Kalamar Oyununun baş kahramanı yeni boşanmış, annesiyle yaşayan kumar bağımlısı Gi Hun’un yüklü miktarda borcu var, zaman zaman yaşlı annesinden bile para çalmak zorunda kalıyor. Eski karısı da evlenmiş, Gi Hun’dan olan kızı ve eşiyle Amerika’ya taşınmak üzere. Annesi de ona “sen ne biçim babasın, çocuğuna sahip çıksana” diye baskı yapıyor. Mafyadan yediği ciddi bir dayak ertesinde metroda takım elbiseli bir adam ona bir oyun oynamayı teklif ediyor. Gi Hun kazanınca da vaad ettiği parayı veriyor. Ve de üzerinde üçgen, daire ve kare işaretleri olan bir kart veriyor, daha fazlasını oynamak için ara diye … Gi Hun bir süre sonra numarayı arayıp, söylenen yere gittiğinde bayıltılıp nerede olduğu bilinmeyen bir adaya götürülüyor. Koğuş gibi bir yerde, kendi gibi borca bulanmış, parasız pulsuz 455 kişiyle birlikte uyandıklarında, daha ne olduğunu anlamadan, çocukluklarında oynadıkları Yeşil Işık, Kırmızı Işık Oyunu oynayacakları, 5 seviye daha geçince de kazanacakları paranın artacağı söyleniyor. Oyunu oynamaya başlıyorlar. Dizinin en şaşırtıcı sahnesi kırmızı ışık yandığında hareket edip yanan oyuncunun makineli tüfekle vahşi bir şekilde elimine edilmesi. Böyle 254 oyuncu daha vurulup öldürüldüğünde olduğunuz yerde dehşet içinde doğrulup şöyle diyorsunuz:“Dizi şimdi başlıyor. Diğerleri nasıl ölecek acaba?”
Zaten bu merak duygusu ve herkesin içindeki vahşiliğe seslenen kanlı şiddet içeren basit çocuk oyunları en son seviye oyunu olan squid game’e (kalamar oyunu) kadar devam ediyor. Hem de yönetmenin bizi sanki bir vidyo oyunu izlermiş duygusuna kaptırdığı görsel tasarımlar eşliğinde. Daha sonra devreye hayatta kalma yarışını zevkü sefa içinde izleyen maskeli zenginler giriyor.

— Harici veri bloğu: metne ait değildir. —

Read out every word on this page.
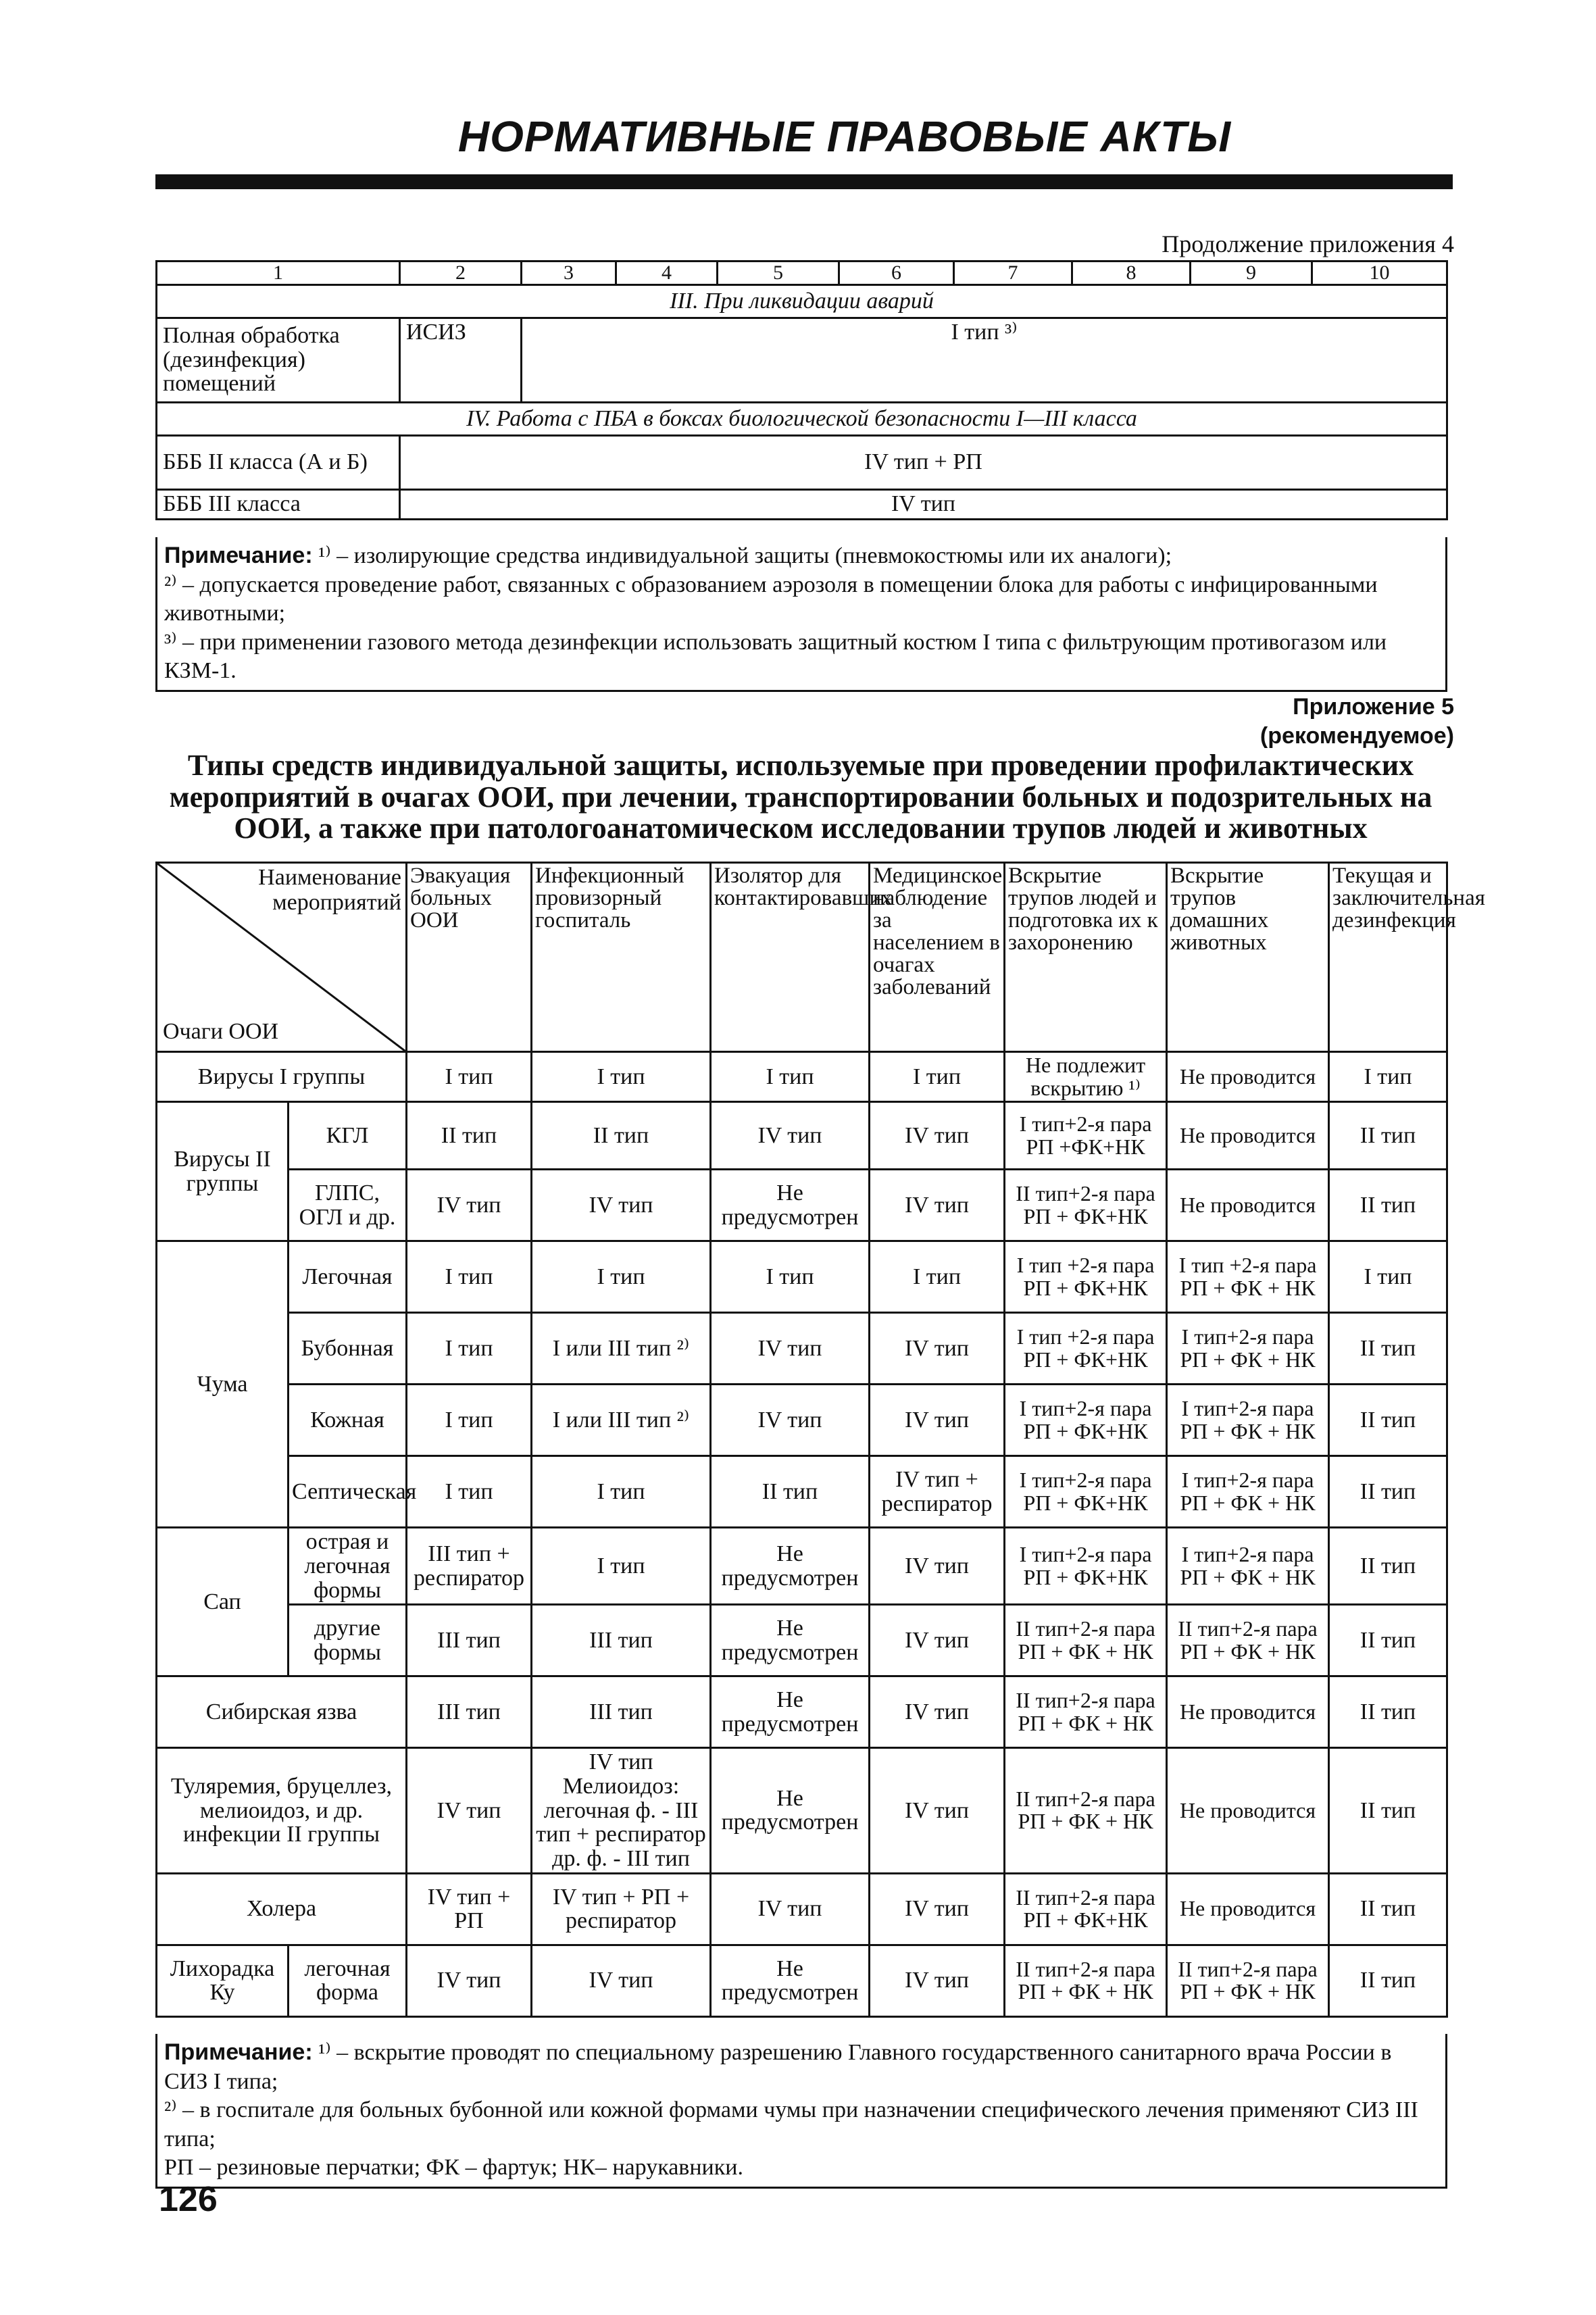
НОРМАТИВНЫЕ ПРАВОВЫЕ АКТЫ
Продолжение приложения 4
1	2	3	4	5	6	7	8	9	10
III. При ликвидации аварий									
Полная обработка (дезинфекция) помещений	ИСИЗ	I тип ³⁾							
IV. Работа с ПБА в боксах биологической безопасности I—III класса									
БББ II класса (А и Б)	IV тип + РП								
БББ III класса	IV тип								
Примечание: ¹⁾ – изолирующие средства индивидуальной защиты (пневмокостюмы или их аналоги);
²⁾ – допускается проведение работ, связанных с образованием аэрозоля в помещении блока для работы с инфицированными животными;
³⁾ – при применении газового метода дезинфекции использовать защитный костюм I типа с фильтрующим противогазом или КЗМ-1.
Приложение 5
(рекомендуемое)
Типы средств индивидуальной защиты, используемые при проведении профилактических мероприятий в очагах ООИ, при лечении, транспортировании больных и подозрительных на ООИ, а также при патологоанатомическом исследовании трупов людей и животных
Наименование мероприятий
Очаги ООИ		Эвакуация больных ООИ	Инфекционный провизорный госпиталь	Изолятор для контактировавших	Медицинское наблюдение за населением в очагах заболеваний	Вскрытие трупов людей и подготовка их к захоронению	Вскрытие трупов домашних животных	Текущая и заключительная дезинфекция
Вирусы I группы		I тип	I тип	I тип	I тип	Не подлежит вскрытию ¹⁾	Не проводится	I тип
Вирусы II группы	КГЛ	II тип	II тип	IV тип	IV тип	I тип+2-я пара РП +ФК+НК	Не проводится	II тип
	ГЛПС, ОГЛ и др.	IV тип	IV тип	Не предусмотрен	IV тип	II тип+2-я пара РП + ФК+НК	Не проводится	II тип
Чума	Легочная	I тип	I тип	I тип	I тип	I тип +2-я пара РП + ФК+НК	I тип +2-я пара РП + ФК + НК	I тип
	Бубонная	I тип	I или III тип ²⁾	IV тип	IV тип	I тип +2-я пара РП + ФК+НК	I тип+2-я пара РП + ФК + НК	II тип
	Кожная	I тип	I или III тип ²⁾	IV тип	IV тип	I тип+2-я пара РП + ФК+НК	I тип+2-я пара РП + ФК + НК	II тип
	Септическая	I тип	I тип	II тип	IV тип + респиратор	I тип+2-я пара РП + ФК+НК	I тип+2-я пара РП + ФК + НК	II тип
Сап	острая и легочная формы	III тип + респиратор	I тип	Не предусмотрен	IV тип	I тип+2-я пара РП + ФК+НК	I тип+2-я пара РП + ФК + НК	II тип
	другие формы	III тип	III тип	Не предусмотрен	IV тип	II тип+2-я пара РП + ФК + НК	II тип+2-я пара РП + ФК + НК	II тип
Сибирская язва		III тип	III тип	Не предусмотрен	IV тип	II тип+2-я пара РП + ФК + НК	Не проводится	II тип
Туляремия, бруцеллез, мелиоидоз, и др. инфекции II группы		IV тип	IV тип Мелиоидоз: легочная ф. - III тип + респиратор др. ф. - III тип	Не предусмотрен	IV тип	II тип+2-я пара РП + ФК + НК	Не проводится	II тип
Холера		IV тип + РП	IV тип + РП + респиратор	IV тип	IV тип	II тип+2-я пара РП + ФК+НК	Не проводится	II тип
Лихорадка Ку	легочная форма	IV тип	IV тип	Не предусмотрен	IV тип	II тип+2-я пара РП + ФК + НК	II тип+2-я пара РП + ФК + НК	II тип
Примечание: ¹⁾ – вскрытие проводят по специальному разрешению Главного государственного санитарного врача России в СИЗ I типа;
²⁾ – в госпитале для больных бубонной или кожной формами чумы при назначении специфического лечения применяют СИЗ III типа;
РП – резиновые перчатки; ФК – фартук; НК– нарукавники.
126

Ve de kardeşinin peşine Cüneyt Arkınvari şekilde düşen bir polis memuru. Niye yalan söyleyeyim öykünün buraları hem basit hem demode. Ama Squid Game de aynı La Casa De Papel gibi dizi kimliği iyi oluşturulmuş bir görsel tasarım harikası olduğu için dizinin organ nakli gibi öyküye çok da hizmet etmeyen noktaları göze batmıyor.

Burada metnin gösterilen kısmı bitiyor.